Kebijakan larangan medsos bagi anak di bawah usia 16 tahun resmi bergulir melalui Peraturan Menteri Komunikasi dan Digital Nomor 9 Tahun 2026 demi memproteksi generasi muda dari paparan siber yang agresif.
Langkah progresif yang merupakan aturan turunan dari PP No. 17 Tahun 2025 tentang Perlindungan Anak di Ruang Digital (PP Tunas) ini memposisikan Indonesia sebagai pionir non-Barat pertama yang berani membatasi akses jagat maya berbasis umur secara tegas.
Melansir dari Tribunnews, Anggota Komisi I DPR RI, Oleh Soleh, menegaskan bahwa regulasi visioner yang mulai diimplementasikan penuh pada 28 Maret 2026 ini wajib segera didukung oleh langkah nyata di lapangan agar tidak membingungkan masyarakat.

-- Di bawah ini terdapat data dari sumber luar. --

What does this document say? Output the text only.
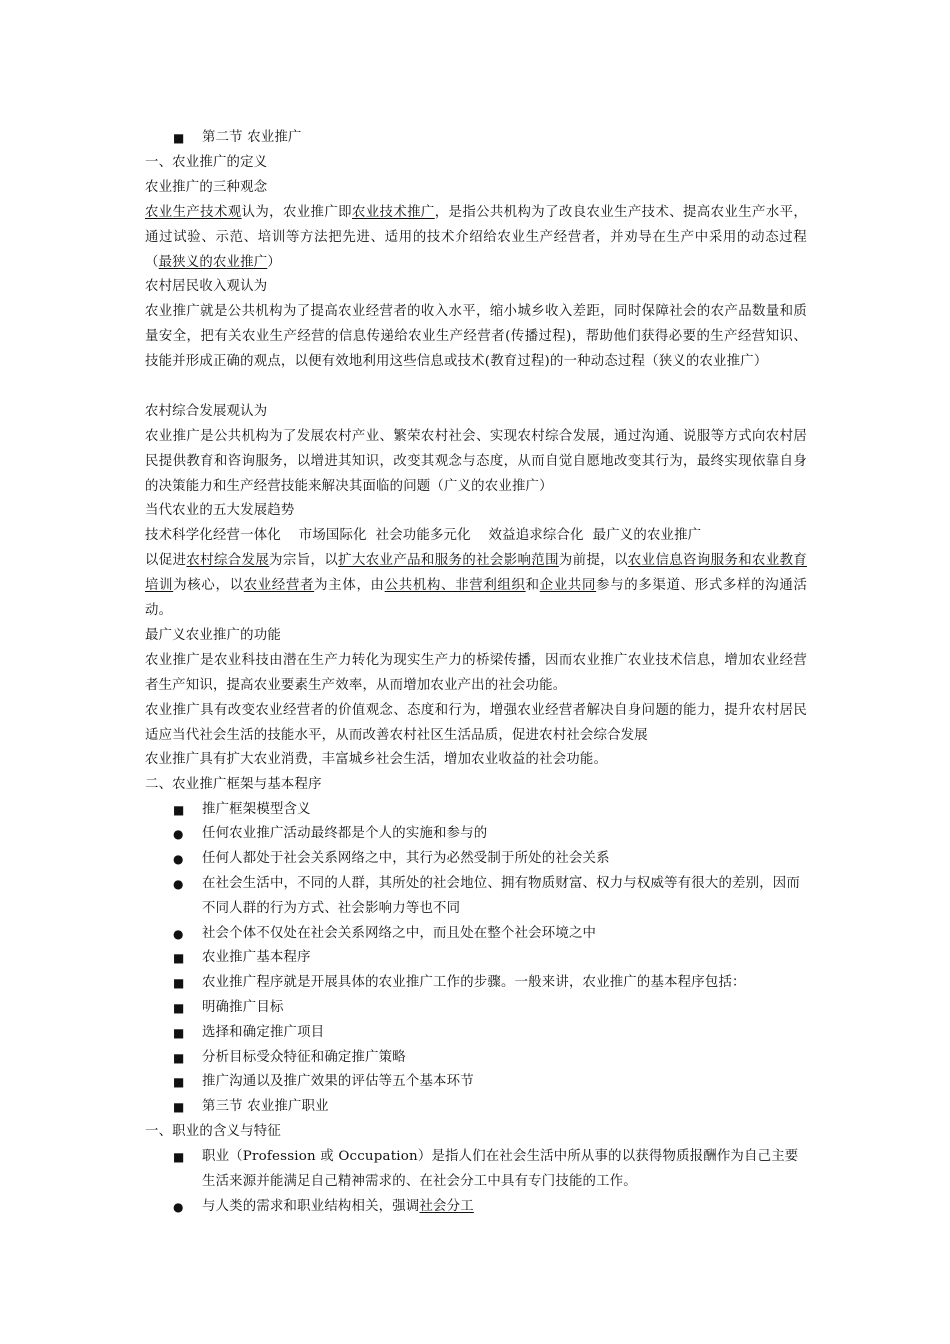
■ 第二节 农业推广
一、农业推广的定义
农业推广的三种观念
农业生产技术观认为，农业推广即农业技术推广，是指公共机构为了改良农业生产技术、提高农业生产水平，通过试验、示范、培训等方法把先进、适用的技术介绍给农业生产经营者，并劝导在生产中采用的动态过程（最狭义的农业推广）
农村居民收入观认为
农业推广就是公共机构为了提高农业经营者的收入水平，缩小城乡收入差距，同时保障社会的农产品数量和质量安全，把有关农业生产经营的信息传递给农业生产经营者(传播过程)，帮助他们获得必要的生产经营知识、技能并形成正确的观点，以便有效地利用这些信息或技术(教育过程)的一种动态过程（狭义的农业推广）
农村综合发展观认为
农业推广是公共机构为了发展农村产业、繁荣农村社会、实现农村综合发展，通过沟通、说服等方式向农村居民提供教育和咨询服务，以增进其知识，改变其观念与态度，从而自觉自愿地改变其行为，最终实现依靠自身的决策能力和生产经营技能来解决其面临的问题（广义的农业推广）
当代农业的五大发展趋势
技术科学化经营一体化    市场国际化  社会功能多元化    效益追求综合化  最广义的农业推广
以促进农村综合发展为宗旨，以扩大农业产品和服务的社会影响范围为前提，以农业信息咨询服务和农业教育培训为核心，以农业经营者为主体，由公共机构、非营利组织和企业共同参与的多渠道、形式多样的沟通活动。
最广义农业推广的功能
农业推广是农业科技由潜在生产力转化为现实生产力的桥梁传播，因而农业推广农业技术信息，增加农业经营者生产知识，提高农业要素生产效率，从而增加农业产出的社会功能。
农业推广具有改变农业经营者的价值观念、态度和行为，增强农业经营者解决自身问题的能力，提升农村居民适应当代社会生活的技能水平，从而改善农村社区生活品质，促进农村社会综合发展
农业推广具有扩大农业消费，丰富城乡社会生活，增加农业收益的社会功能。
二、农业推广框架与基本程序
■ 推广框架模型含义
● 任何农业推广活动最终都是个人的实施和参与的
● 任何人都处于社会关系网络之中，其行为必然受制于所处的社会关系
● 在社会生活中，不同的人群，其所处的社会地位、拥有物质财富、权力与权威等有很大的差别，因而不同人群的行为方式、社会影响力等也不同
● 社会个体不仅处在社会关系网络之中，而且处在整个社会环境之中
■ 农业推广基本程序
■ 农业推广程序就是开展具体的农业推广工作的步骤。一般来讲，农业推广的基本程序包括：
■ 明确推广目标
■ 选择和确定推广项目
■ 分析目标受众特征和确定推广策略
■ 推广沟通以及推广效果的评估等五个基本环节
■ 第三节 农业推广职业
一、职业的含义与特征
■ 职业（Profession 或 Occupation）是指人们在社会生活中所从事的以获得物质报酬作为自己主要生活来源并能满足自己精神需求的、在社会分工中具有专门技能的工作。
● 与人类的需求和职业结构相关，强调社会分工
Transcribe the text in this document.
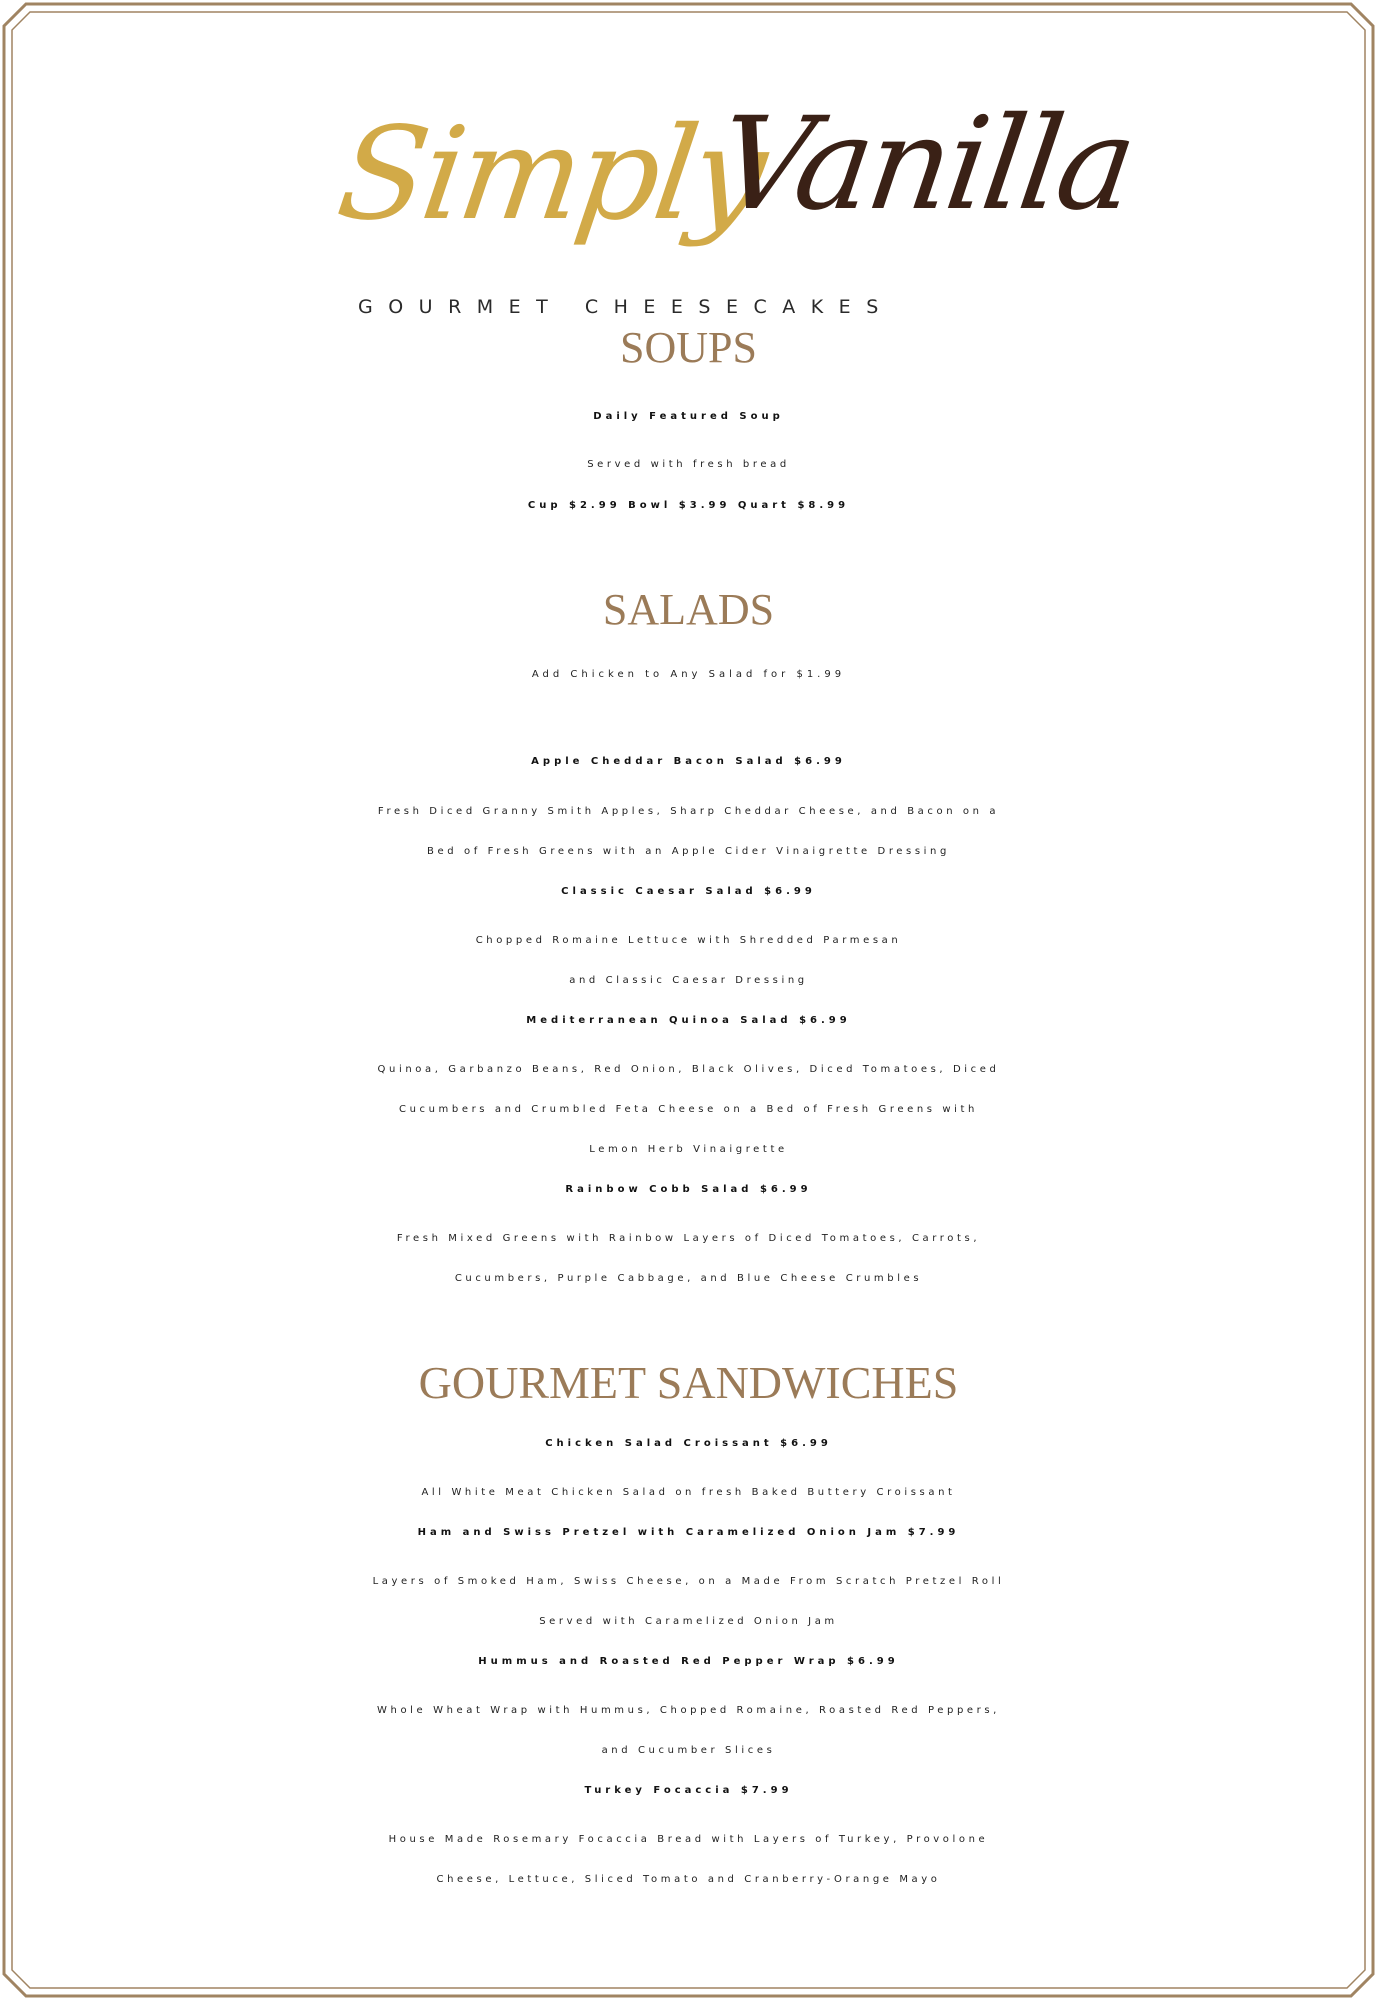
Simply
Vanilla
GOURMET CHEESECAKES
SOUPS
Daily Featured Soup
Served with fresh bread
Cup $2.99 Bowl $3.99 Quart $8.99
SALADS
Add Chicken to Any Salad for $1.99
Apple Cheddar Bacon Salad $6.99
Fresh Diced Granny Smith Apples, Sharp Cheddar Cheese, and Bacon on a
Bed of Fresh Greens with an Apple Cider Vinaigrette Dressing
Classic Caesar Salad $6.99
Chopped Romaine Lettuce with Shredded Parmesan
and Classic Caesar Dressing
Mediterranean Quinoa Salad $6.99
Quinoa, Garbanzo Beans, Red Onion, Black Olives, Diced Tomatoes, Diced
Cucumbers and Crumbled Feta Cheese on a Bed of Fresh Greens with
Lemon Herb Vinaigrette
Rainbow Cobb Salad $6.99
Fresh Mixed Greens with Rainbow Layers of Diced Tomatoes, Carrots,
Cucumbers, Purple Cabbage, and Blue Cheese Crumbles
GOURMET SANDWICHES
Chicken Salad Croissant $6.99
All White Meat Chicken Salad on fresh Baked Buttery Croissant
Ham and Swiss Pretzel with Caramelized Onion Jam $7.99
Layers of Smoked Ham, Swiss Cheese, on a Made From Scratch Pretzel Roll
Served with Caramelized Onion Jam
Hummus and Roasted Red Pepper Wrap $6.99
Whole Wheat Wrap with Hummus, Chopped Romaine, Roasted Red Peppers,
and Cucumber Slices
Turkey Focaccia $7.99
House Made Rosemary Focaccia Bread with Layers of Turkey, Provolone
Cheese, Lettuce, Sliced Tomato and Cranberry-Orange Mayo
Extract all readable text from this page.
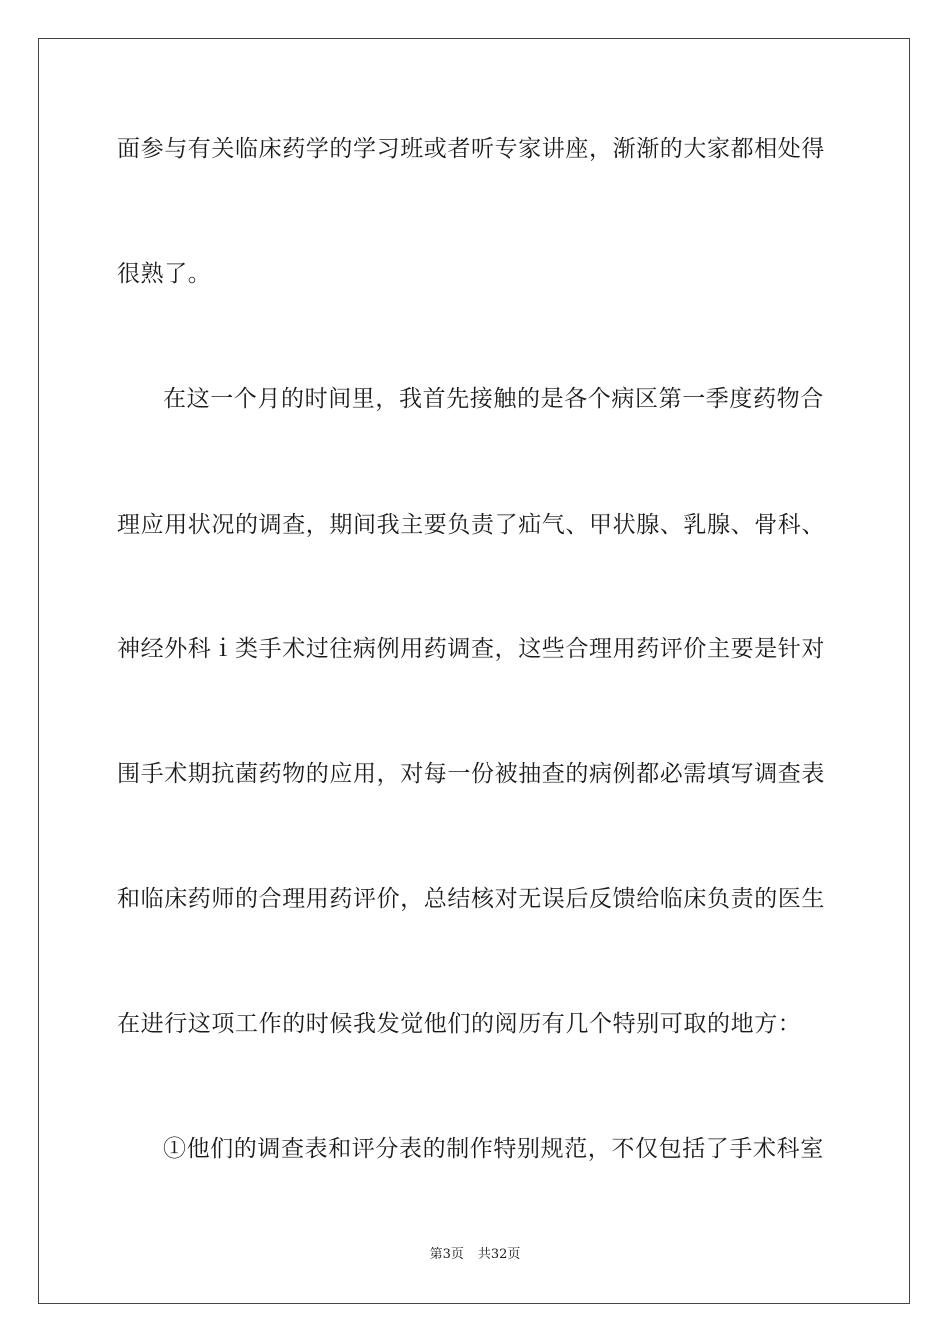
面参与有关临床药学的学习班或者听专家讲座，渐渐的大家都相处得
很熟了。
在这一个月的时间里，我首先接触的是各个病区第一季度药物合
理应用状况的调查，期间我主要负责了疝气、甲状腺、乳腺、骨科、
神经外科ｉ类手术过往病例用药调查，这些合理用药评价主要是针对
围手术期抗菌药物的应用，对每一份被抽查的病例都必需填写调查表
和临床药师的合理用药评价，总结核对无误后反馈给临床负责的医生
在进行这项工作的时候我发觉他们的阅历有几个特别可取的地方：
①他们的调查表和评分表的制作特别规范，不仅包括了手术科室
第3页 共32页
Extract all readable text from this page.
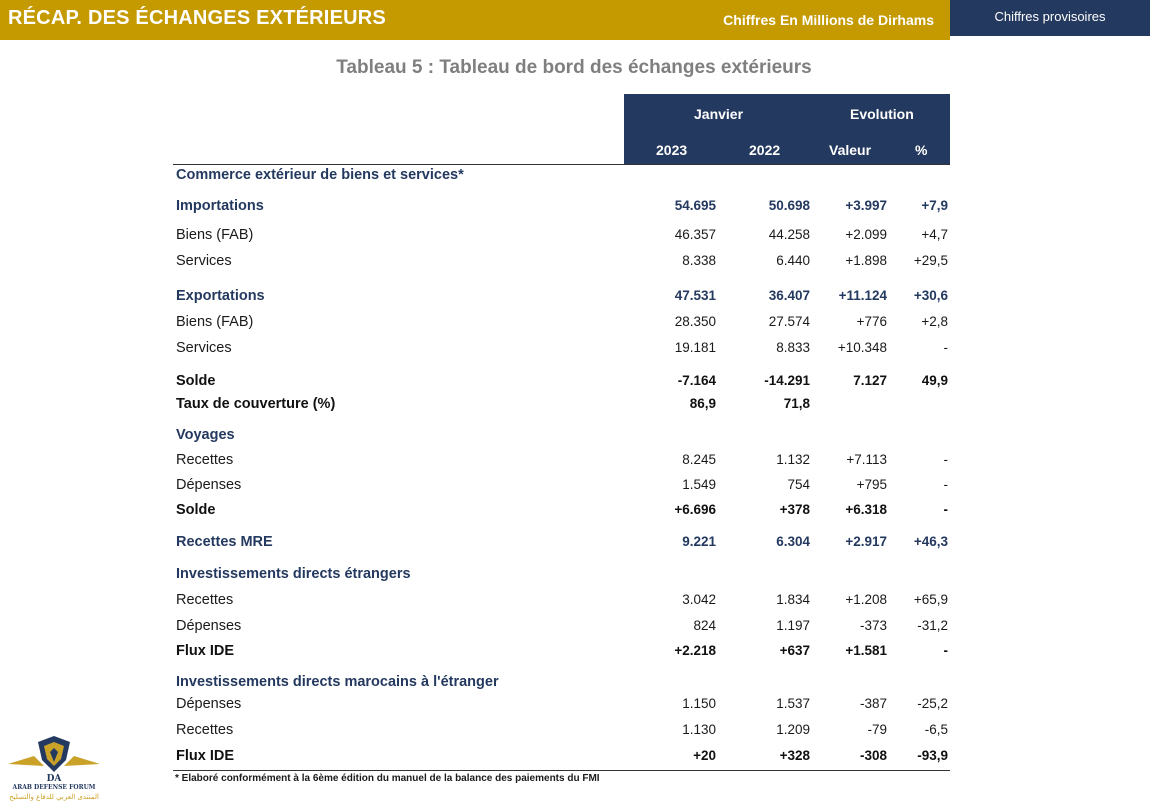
RÉCAP. DES ÉCHANGES EXTÉRIEURS	Chiffres En Millions de Dirhams	Chiffres provisoires
Tableau 5 : Tableau de bord des échanges extérieurs
Janvier	Evolution
2023	2022	Valeur	%
Commerce extérieur de biens et services*
Importations	54.695	50.698	+3.997	+7,9
Biens (FAB)	46.357	44.258	+2.099	+4,7
Services	8.338	6.440	+1.898 +29,5
Exportations	47.531	36.407 +11.124 +30,6
Biens (FAB)	28.350	27.574	+776	+2,8
Services	19.181	8.833 +10.348	-
Solde	-7.164	-14.291	7.127	49,9
Taux de couverture (%)	86,9	71,8
Voyages
Recettes	8.245	1.132	+7.113	-
Dépenses	1.549	754	+795	-
Solde	+6.696	+378	+6.318	-
Recettes MRE	9.221	6.304	+2.917 +46,3
Investissements directs étrangers
Recettes	3.042	1.834	+1.208 +65,9
Dépenses	824	1.197	-373 -31,2
Flux IDE	+2.218	+637	+1.581	-
Investissements directs marocains à l'étranger
Dépenses	1.150	1.537	-387 -25,2
Recettes	1.130	1.209	-79	-6,5
Flux IDE	+20	+328	-308 -93,9
* Elaboré conformément à la 6ème édition du manuel de la balance des paiements du FMI
DA
ARAB DEFENSE FORUM
المنتدى العربي للدفاع والتسليح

Legislator dari Fraksi PKB tersebut menyatakan dukungan penuhnya karena kebijakan ini sejalan dengan gerakan penyelamatan tumbuh kembang anak dari jeratan algoritma yang destruktif.
Menkomdigi Meutya Hafid sendiri secara pararel menyatakan bahwa negara tidak boleh lagi berpangku tangan melihat anak-anak bertarung sendirian melawan ancaman siber, mulai dari cyberbullying, pornografi, hingga adiksi digital akut.
Pada fase usia di bawah 16 tahun, konsentrasi anak idealnya diarahkan untuk edukasi formal dan penguatan kompetensi diri, bukan justru terdistraksi oleh riuhnya dunia siber yang belum sesuai dengan tingkat kematangan psikologis mereka. Oleh karena itu, fase screening yang ketat pada platform digital berskala besar mutlak diperlukan guna membangun fondasi ekosistem digital yang aman.
Bagaimana Kesiapan Aturan Pembatasan Usia Media Sosial di Indonesia?
Mengingat implementasi penonaktifan akun secara bertahap ini akan langsung menyasar berbagai platform raksasa digital berisiko tinggi seperti TikTok, Instagram, Facebook, Threads, hingga X—bahkan mencakup layanan hiburan seperti YouTube, Bigo Live, dan Roblox—maka aturan pembatasan usia media sosial ini membutuhkan instrumen hukum operasional yang jelas.
Komisi I DPR RI mendorong Komdigi untuk bergerak cepat mempercepat perilisan petunjuk teknis Komdigi serta juklak yang komprehensif bagi seluruh operator platform.
Soleh mengingatkan bahwa tanpa adanya petunjuk teknis Komdigi yang mendetail, eksekusi di lapangan berpotensi memicu bias komunikasi.
Oleh karena itu, sosialisasi yang masif dan kolaborasi lintas sektoral yang melibatkan Kementerian Pendidikan, lembaga keagamaan, organisasi masyarakat, hingga komunitas sekolah sangat dibutuhkan agar transformasi digital ini berjalan efektif dan dipahami utuh oleh para orang tua di rumah selaku benteng pertahanan pertama.
Langkah berani ini menjadi momentum krusial untuk merevolusi lanskap teknologi tanah air secara total. Pengawasan ketat terhadap larangan medsos bagi anak bukan lagi sekadar membatasi ruang gerak atau memutus akses internet, melainkan sebuah investasi jangka panjang yang visioner untuk melahirkan generasi emas Indonesia yang tangguh, cerdas, dan bijak di masa depan.